Eks Jampidsus Kejagung Febrie sendiri pada Jumat hari ini (kemarin) diperiksa Kejagung sebagai saksi terkait kasus dugaan Tindak Pidana Pencucian Uang (TPPU).
Pemeriksaan itu menyangkut temuan harta berupa uang miliaran rupiah dan 74 kilogram (kg) emas batangan di sebuah rumah mewah kawasan Sentul, Bogor, Jawa Barat, yang diduga milik Febrie.
Kapuspenkum Kejagung, Anang Supriatna mengatakan, Febrie telah memenuhi panggilan dan menjalani pemeriksaan sejak sekitar pukul 13.00 WIB.
Pemeriksaan itu merupakan penjadwalan ulang dari pemanggilan sebelumnya yaitu pada Rabu (22/7/2026).
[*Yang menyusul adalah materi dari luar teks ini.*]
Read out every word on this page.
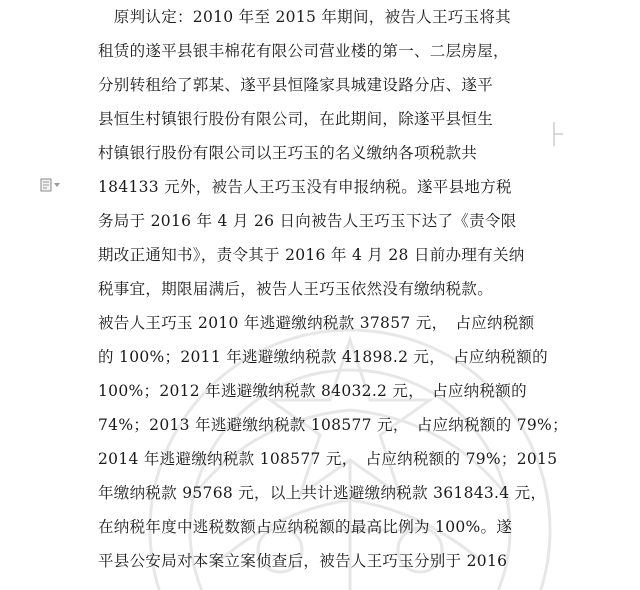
　原判认定：2010 年至 2015 年期间，被告人王巧玉将其
租赁的遂平县银丰棉花有限公司营业楼的第一、二层房屋，
分别转租给了郭某、遂平县恒隆家具城建设路分店、遂平
县恒生村镇银行股份有限公司，在此期间，除遂平县恒生
村镇银行股份有限公司以王巧玉的名义缴纳各项税款共
184133 元外，被告人王巧玉没有申报纳税。遂平县地方税
务局于 2016 年 4 月 26 日向被告人王巧玉下达了《责令限
期改正通知书》，责令其于 2016 年 4 月 28 日前办理有关纳
税事宜，期限届满后，被告人王巧玉依然没有缴纳税款。
被告人王巧玉 2010 年逃避缴纳税款 37857 元，　占应纳税额
的 100%；2011 年逃避缴纳税款 41898.2 元，　占应纳税额的
100%；2012 年逃避缴纳税款 84032.2 元，　占应纳税额的
74%；2013 年逃避缴纳税款 108577 元，　占应纳税额的 79%；
2014 年逃避缴纳税款 108577 元，　占应纳税额的 79%；2015
年缴纳税款 95768 元，以上共计逃避缴纳税款 361843.4 元，
在纳税年度中逃税数额占应纳税额的最高比例为 100%。遂
平县公安局对本案立案侦查后，被告人王巧玉分别于 2016
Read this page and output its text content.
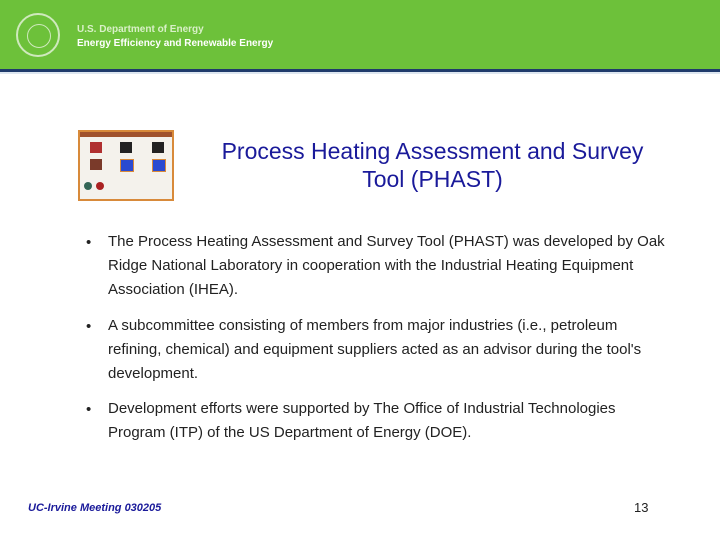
U.S. Department of Energy
Energy Efficiency and Renewable Energy
Process Heating Assessment and Survey Tool (PHAST)
• The Process Heating Assessment and Survey Tool (PHAST) was developed by Oak Ridge National Laboratory in cooperation with the Industrial Heating Equipment Association (IHEA).
• A subcommittee consisting of members from major industries (i.e., petroleum refining, chemical) and equipment suppliers acted as an advisor during the tool's development.
• Development efforts were supported by The Office of Industrial Technologies Program (ITP) of the US Department of Energy (DOE).
UC-Irvine Meeting 030205	13
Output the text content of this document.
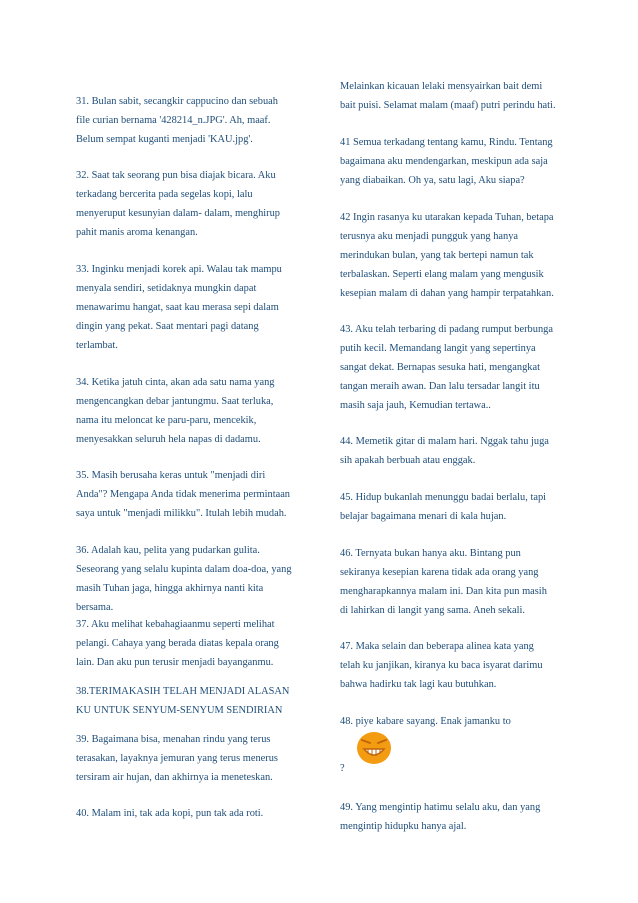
31. Bulan sabit, secangkir cappucino dan sebuah
file curian bernama '428214_n.JPG'. Ah, maaf.
Belum sempat kuganti menjadi 'KAU.jpg'.
32. Saat tak seorang pun bisa diajak bicara. Aku
terkadang bercerita pada segelas kopi, lalu
menyeruput kesunyian dalam- dalam, menghirup
pahit manis aroma kenangan.
33. Inginku menjadi korek api. Walau tak mampu
menyala sendiri, setidaknya mungkin dapat
menawarimu hangat, saat kau merasa sepi dalam
dingin yang pekat. Saat mentari pagi datang
terlambat.
34. Ketika jatuh cinta, akan ada satu nama yang
mengencangkan debar jantungmu. Saat terluka,
nama itu meloncat ke paru-paru, mencekik,
menyesakkan seluruh hela napas di dadamu.
35. Masih berusaha keras untuk "menjadi diri
Anda"? Mengapa Anda tidak menerima permintaan
saya untuk "menjadi milikku". Itulah lebih mudah.
36. Adalah kau, pelita yang pudarkan gulita.
Seseorang yang selalu kupinta dalam doa-doa, yang
masih Tuhan jaga, hingga akhirnya nanti kita
bersama.
37. Aku melihat kebahagiaanmu seperti melihat
pelangi. Cahaya yang berada diatas kepala orang
lain. Dan aku pun terusir menjadi bayanganmu.
38.TERIMAKASIH TELAH MENJADI ALASAN
KU UNTUK SENYUM-SENYUM SENDIRIAN
39. Bagaimana bisa, menahan rindu yang terus
terasakan, layaknya jemuran yang terus menerus
tersiram air hujan, dan akhirnya ia meneteskan.
40. Malam ini, tak ada kopi, pun tak ada roti.
Melainkan kicauan lelaki mensyairkan bait demi
bait puisi. Selamat malam (maaf) putri perindu hati.
41 Semua terkadang tentang kamu, Rindu. Tentang
bagaimana aku mendengarkan, meskipun ada saja
yang diabaikan. Oh ya, satu lagi, Aku siapa?
42 Ingin rasanya ku utarakan kepada Tuhan, betapa
terusnya aku menjadi pungguk yang hanya
merindukan bulan, yang tak bertepi namun tak
terbalaskan. Seperti elang malam yang mengusik
kesepian malam di dahan yang hampir terpatahkan.
43. Aku telah terbaring di padang rumput berbunga
putih kecil. Memandang langit yang sepertinya
sangat dekat. Bernapas sesuka hati, mengangkat
tangan meraih awan. Dan lalu tersadar langit itu
masih saja jauh, Kemudian tertawa..
44. Memetik gitar di malam hari. Nggak tahu juga
sih apakah berbuah atau enggak.
45. Hidup bukanlah menunggu badai berlalu, tapi
belajar bagaimana menari di kala hujan.
46. Ternyata bukan hanya aku. Bintang pun
sekiranya kesepian karena tidak ada orang yang
mengharapkannya malam ini. Dan kita pun masih
di lahirkan di langit yang sama. Aneh sekali.
47. Maka selain dan beberapa alinea kata yang
telah ku janjikan, kiranya ku baca isyarat darimu
bahwa hadirku tak lagi kau butuhkan.
48. piye kabare sayang. Enak jamanku to
?
49. Yang mengintip hatimu selalu aku, dan yang
mengintip hidupku hanya ajal.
Namun, saat itu Febrie tidak memenuhi panggilan dengan alasan kesehatan.
Terungkap, dugaan TPPU tertuang dalam Sprindik Nomor Print-03/F.2/Fd.2/07/2026 tanggal 20 Juli 2026. Sprindik keempat ini atas sejumlah perkara yang diserahkan penanganannya oleh Kortas Tipidkor Polri ke Kejagung.
Selain itu, Kejagung juga menerbitkan tiga Sprindik usai pelimpahan penanganan kasus dari Kortas Tipidkor Polri.
Diketahui, kasus menjerat Febrie berawal dari penanganan tiga perkara dugaan korupsi oleh Kortas Tipidkor Polri. Ketiga kasus tersebut yaitu dugaan korupsi pengadaan batu bara untuk PLTU, kasus Asabri, dan kasus Krakatau Steel.